Self-Doubt /ˈˌself ˈdout/ Lack of confidence in one’s self and one’s abilities.
I haven’t looked up the statistics, but I know that there’s a lot of people out there in the world who deal with self-doubt at some point in their life. I know in the creator world I’ve seen writers, bloggers, vloggers, etc really doubt themselves in their work and what they’re able to do. I can’t speak for others, but I know I can speak for myself when I say that I’m always having some form of self doubt in my mind. It’s not only hindering but also crippling as well.
About 2 weeks ago now, I applied for a job working at a movie theatre. Prior to this, I haven’t done the best at job searching. I made a blog post about the struggles of job searching that you can read here. Anyways, my anxiety about working combined with self doubt forced me to not look as hard as I should’ve for a job. Yes, it takes a lot of time and determination to begin with (especially if you’ve never worked before), but it takes even longer when you don’t put your all into it. Well, my friend was a manager at the movie theatre and she managed to help me out a bit. Normally finding out about a job opportunity would raise my anxiety through the roof at just the thought of being a disappointment, but surprisingly it didn’t. To make the story short, I applied, went through both the phone and in person interview, and last Friday morning I received an email basically letting me know I have the job.
This is the part where the self doubt is going to slowly start creeping in.
That morning I was so excited that I literally cried. I never had the feeling of even coming close to getting a job I’ve applied for and here I am receiving an email with 6 packets of information to go through and a time and date to go do my paperwork. Soon, I’ll be a woman in the workforce for the very first time. I was doing pretty good, the high hasn’t left yet, but that Saturday night something changed a little bit. I was doing my online paperwork (you know for your taxes and everything…all that fun stuff) and I slowly felt a shift inside. Self-doubt. It was creeping in. What if I’m not made for this? I’m so clumsy and forgetful, what if I get fired on the first week because I messed up too much? Soon like dominoes, my self doubt began to trigger my anxiety. I was on the phone with my mom so it wasn’t that bad, but I did what I do best…made a joke about the truth.

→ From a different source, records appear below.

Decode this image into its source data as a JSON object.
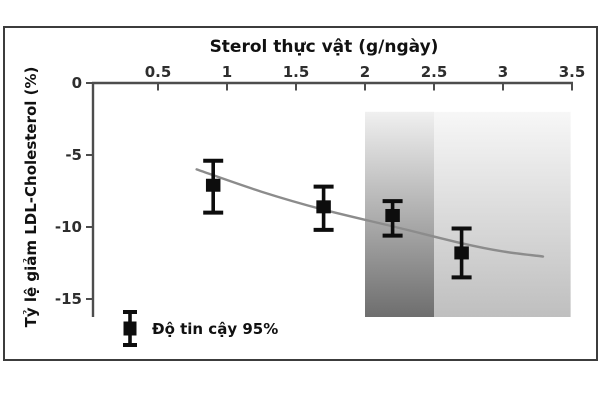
{
  "chart_data": {
    "type": "scatter",
    "title": "Sterol thực vật (g/ngày)",
    "xlabel": "Sterol thực vật (g/ngày)",
    "ylabel": "Tỷ lệ giảm LDL-Cholesterol (%)",
    "x_axis": {
      "position": "top",
      "range": [
        0,
        3.5
      ],
      "tick_values": [
        0.5,
        1,
        1.5,
        2,
        2.5,
        3,
        3.5
      ],
      "tick_labels": [
        "0.5",
        "1",
        "1.5",
        "2",
        "2.5",
        "3",
        "3.5"
      ]
    },
    "y_axis": {
      "position": "left",
      "range": [
        0,
        -16.3
      ],
      "tick_values": [
        0,
        -5,
        -10,
        -15
      ],
      "tick_labels": [
        "0",
        "-5",
        "-10",
        "-15"
      ]
    },
    "grid": false,
    "legend": {
      "label": "Độ tin cậy 95%",
      "marker": "error-bar-square",
      "position": "bottom-left"
    },
    "points": [
      {
        "x": 0.9,
        "y": -7.1,
        "ci_low": -9.0,
        "ci_high": -5.4
      },
      {
        "x": 1.7,
        "y": -8.6,
        "ci_low": -10.2,
        "ci_high": -7.2
      },
      {
        "x": 2.2,
        "y": -9.2,
        "ci_low": -10.6,
        "ci_high": -8.2
      },
      {
        "x": 2.7,
        "y": -11.8,
        "ci_low": -13.5,
        "ci_high": -10.1
      }
    ],
    "trend_curve": [
      [
        0.78,
        -6.0
      ],
      [
        1.25,
        -7.55
      ],
      [
        1.7,
        -8.8
      ],
      [
        2.22,
        -10.0
      ],
      [
        2.71,
        -11.15
      ],
      [
        3.0,
        -11.7
      ],
      [
        3.29,
        -12.05
      ]
    ],
    "shaded_bands": [
      {
        "x_from": 2.0,
        "x_to": 2.5,
        "y_from": -2.0,
        "y_to": -16.25,
        "gradient_top": "#f0f0f0",
        "gradient_bottom": "#6e6e6e"
      },
      {
        "x_from": 2.5,
        "x_to": 3.49,
        "y_from": -2.0,
        "y_to": -16.25,
        "gradient_top": "#f7f7f7",
        "gradient_bottom": "#bfbfbf"
      }
    ],
    "colors": {
      "points": "#0d0d0d",
      "curve": "#8c8c8c",
      "axis": "#4d4d4d",
      "frame": "#3c3c3c",
      "text": "#111111"
    }
  }
}
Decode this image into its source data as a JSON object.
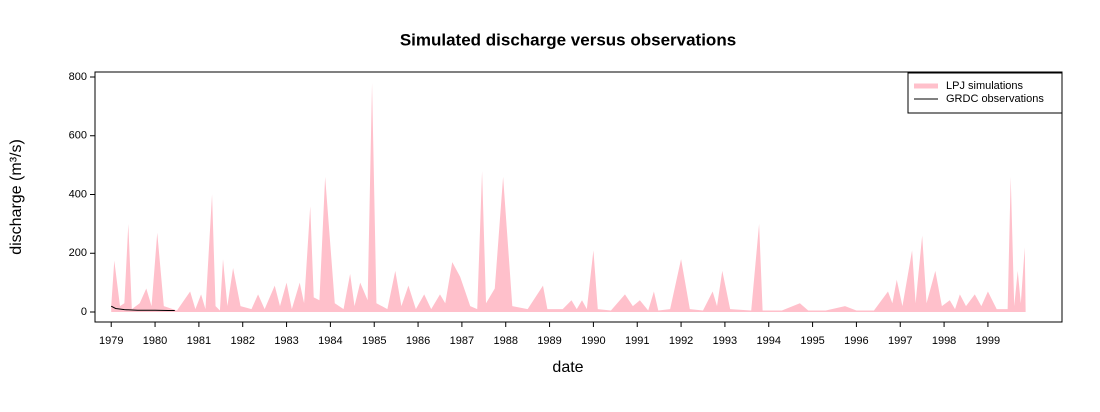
{
  "chart_data": {
    "type": "area",
    "title": "Simulated discharge versus observations",
    "xlabel": "date",
    "ylabel": "discharge (m³/s)",
    "xlim": [
      1978.63,
      2000.69
    ],
    "xticks": [
      1979,
      1980,
      1981,
      1982,
      1983,
      1984,
      1985,
      1986,
      1987,
      1988,
      1989,
      1990,
      1991,
      1992,
      1993,
      1994,
      1995,
      1996,
      1997,
      1998,
      1999
    ],
    "ylim": [
      -34,
      817
    ],
    "yticks": [
      0,
      200,
      400,
      600,
      800
    ],
    "legend": "top-right",
    "series": [
      {
        "name": "LPJ simulations",
        "color": "#ffc0cb",
        "style": "area",
        "x": [
          1979.0,
          1979.07,
          1979.2,
          1979.3,
          1979.39,
          1979.47,
          1979.65,
          1979.8,
          1979.92,
          1980.05,
          1980.2,
          1980.5,
          1980.8,
          1980.92,
          1981.05,
          1981.15,
          1981.3,
          1981.38,
          1981.48,
          1981.55,
          1981.65,
          1981.78,
          1981.95,
          1982.2,
          1982.35,
          1982.5,
          1982.73,
          1982.85,
          1983.0,
          1983.12,
          1983.3,
          1983.4,
          1983.54,
          1983.62,
          1983.75,
          1983.88,
          1984.1,
          1984.3,
          1984.45,
          1984.55,
          1984.68,
          1984.85,
          1984.95,
          1985.05,
          1985.3,
          1985.48,
          1985.62,
          1985.78,
          1985.95,
          1986.14,
          1986.3,
          1986.5,
          1986.62,
          1986.78,
          1986.96,
          1987.19,
          1987.35,
          1987.46,
          1987.55,
          1987.75,
          1987.94,
          1988.15,
          1988.5,
          1988.85,
          1988.95,
          1989.3,
          1989.5,
          1989.62,
          1989.74,
          1989.85,
          1990.0,
          1990.1,
          1990.4,
          1990.72,
          1990.9,
          1991.06,
          1991.25,
          1991.38,
          1991.48,
          1991.75,
          1992.0,
          1992.2,
          1992.5,
          1992.72,
          1992.82,
          1992.94,
          1993.12,
          1993.6,
          1993.78,
          1993.86,
          1994.3,
          1994.71,
          1994.9,
          1995.3,
          1995.74,
          1996.0,
          1996.4,
          1996.72,
          1996.82,
          1996.92,
          1997.05,
          1997.27,
          1997.35,
          1997.5,
          1997.6,
          1997.8,
          1997.95,
          1998.13,
          1998.25,
          1998.36,
          1998.5,
          1998.7,
          1998.85,
          1999.0,
          1999.2,
          1999.45,
          1999.52,
          1999.6,
          1999.68,
          1999.75,
          1999.84,
          1999.86
        ],
        "values": [
          20,
          175,
          20,
          30,
          300,
          10,
          30,
          80,
          20,
          270,
          20,
          5,
          70,
          10,
          60,
          10,
          400,
          20,
          5,
          180,
          20,
          150,
          20,
          10,
          60,
          10,
          90,
          20,
          100,
          10,
          100,
          30,
          360,
          50,
          40,
          460,
          30,
          10,
          130,
          20,
          100,
          40,
          780,
          30,
          10,
          140,
          20,
          90,
          10,
          60,
          10,
          60,
          30,
          170,
          120,
          20,
          10,
          480,
          30,
          80,
          460,
          20,
          10,
          90,
          10,
          10,
          40,
          10,
          40,
          10,
          210,
          10,
          5,
          60,
          20,
          40,
          5,
          70,
          5,
          10,
          180,
          10,
          5,
          70,
          20,
          140,
          10,
          5,
          300,
          5,
          5,
          30,
          5,
          5,
          20,
          5,
          5,
          70,
          30,
          110,
          20,
          210,
          30,
          260,
          30,
          140,
          20,
          40,
          10,
          60,
          20,
          60,
          20,
          70,
          10,
          10,
          460,
          20,
          140,
          30,
          220,
          10
        ]
      },
      {
        "name": "GRDC observations",
        "color": "#000000",
        "style": "line",
        "x": [
          1979.0,
          1979.1,
          1979.3,
          1979.6,
          1980.0,
          1980.3,
          1980.45
        ],
        "values": [
          20,
          12,
          8,
          6,
          6,
          5,
          5
        ]
      }
    ]
  }
}
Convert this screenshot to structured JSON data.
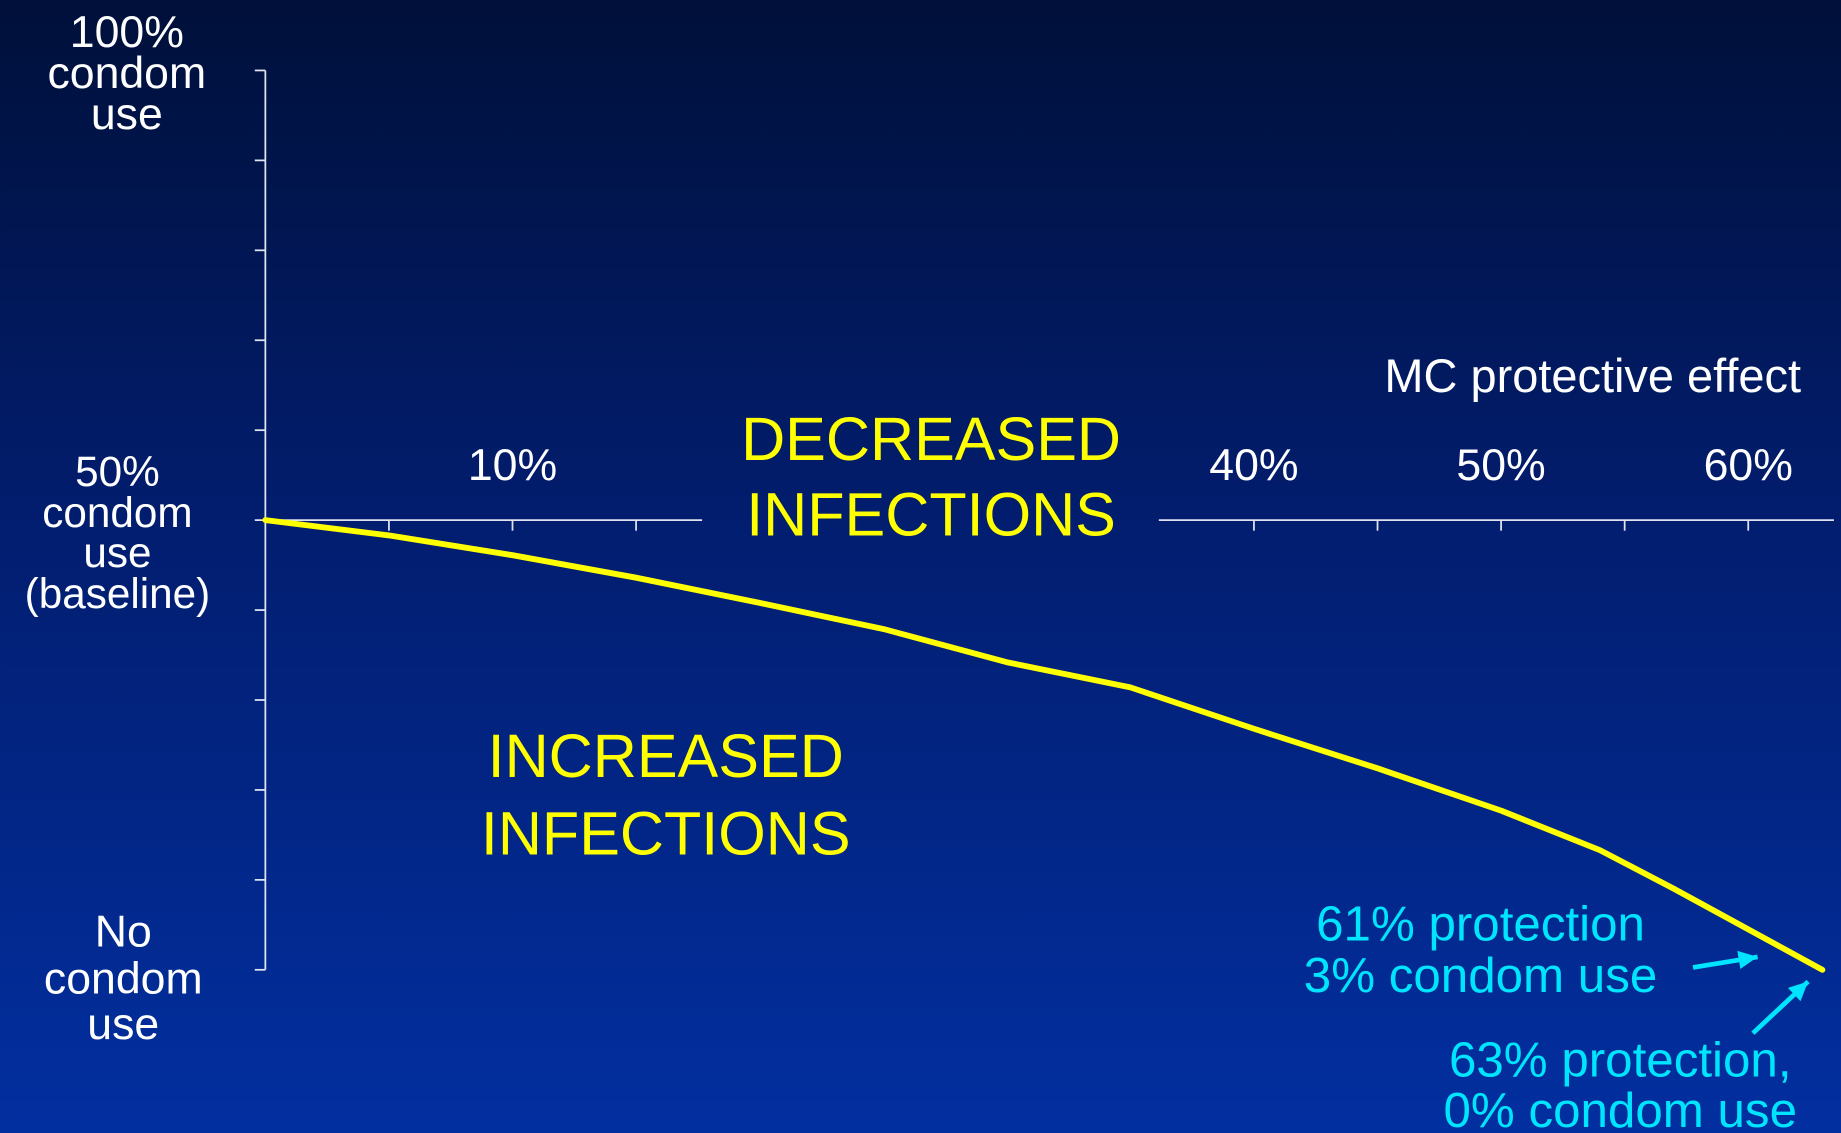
{
  "chart_data": {
    "type": "line",
    "x_axis_label": "MC protective effect",
    "xlim": [
      0,
      64
    ],
    "ylim": [
      0,
      100
    ],
    "x_axis_at": 50,
    "xticks": [
      {
        "value": 5,
        "label": null
      },
      {
        "value": 10,
        "label": "10%"
      },
      {
        "value": 15,
        "label": null
      },
      {
        "value": 20,
        "label": null
      },
      {
        "value": 25,
        "label": null
      },
      {
        "value": 30,
        "label": null
      },
      {
        "value": 35,
        "label": null
      },
      {
        "value": 40,
        "label": "40%"
      },
      {
        "value": 45,
        "label": null
      },
      {
        "value": 50,
        "label": "50%"
      },
      {
        "value": 55,
        "label": null
      },
      {
        "value": 60,
        "label": "60%"
      }
    ],
    "yticks": [
      {
        "value": 0,
        "label": [
          "No",
          "condom",
          "use"
        ]
      },
      {
        "value": 10,
        "label": null
      },
      {
        "value": 20,
        "label": null
      },
      {
        "value": 30,
        "label": null
      },
      {
        "value": 40,
        "label": null
      },
      {
        "value": 50,
        "label": [
          "50%",
          "condom",
          "use",
          "(baseline)"
        ]
      },
      {
        "value": 60,
        "label": null
      },
      {
        "value": 70,
        "label": null
      },
      {
        "value": 80,
        "label": null
      },
      {
        "value": 90,
        "label": null
      },
      {
        "value": 100,
        "label": [
          "100%",
          "condom",
          "use"
        ]
      }
    ],
    "series": [
      {
        "color": "#ffff00",
        "x": [
          0,
          5,
          10,
          15,
          20,
          25,
          30,
          35,
          40,
          45,
          50,
          54,
          57,
          61,
          63
        ],
        "values": [
          50,
          48.3,
          46.1,
          43.6,
          40.8,
          37.9,
          34.2,
          31.4,
          26.8,
          22.4,
          17.7,
          13.3,
          9,
          3,
          0
        ]
      }
    ],
    "annotations": [
      {
        "lines": [
          "DECREASED",
          "INFECTIONS"
        ],
        "color": "#ffff00"
      },
      {
        "lines": [
          "INCREASED",
          "INFECTIONS"
        ],
        "color": "#ffff00"
      },
      {
        "lines": [
          "61% protection",
          "3% condom use"
        ],
        "color": "#00e5ff"
      },
      {
        "lines": [
          "63% protection,",
          "0% condom use"
        ],
        "color": "#00e5ff"
      }
    ]
  }
}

I’m not making this post as a way of giving tips on how to get rid of self doubt. That would mean that in a day I just somehow cleared those thoughts out when I think we all know that’s impossible. But, I’m more so not letting those thoughts control me to my best ability. Just like the quote says above, my self doubt doesn’t define me. It doesn’t define you either. I may think I’m going to be absolute trash when it comes to working, but that doesn’t mean I will be. That doesn’t mean that I should just quit now before I even start the job, because if I do then not only am I missing out on money and working experience, but a chance to see what I’m made of. Maybe with time I will be able to get this working down pact. Maybe I can manage my time between school, a blog, and now a job(with help from Jesus and coffee….gotta love Jesus and coffee). The same goes for you as well. Don’t let your self doubt hinder you from finding out what you’re made of. I made a post one day about doing what you love and loving what you do. Your self doubt alone can cause you to do the complete opposite of that. I’m not saying working at the movies is a dream job of mine, but it’s a start to helping get me on my feet. But some of you are so filled with self doubt like myself that you may have had so many opportunities to take on something you’ve always felt in your heart you wanted to but let them all pass by. Maybe you’ve even been doing something for so long that you’re even questioning whether you’re good at it anymore.
Going into this job, I’m going to try my best to not let my self doubt control me. Will I be anxious and nervous? Of course. This is my first time working, it’s normal. But one thing I have to remember is to put that rock of self doubt down, and I want you all to remember that as well. And take a look back at this post if need be, I know I will.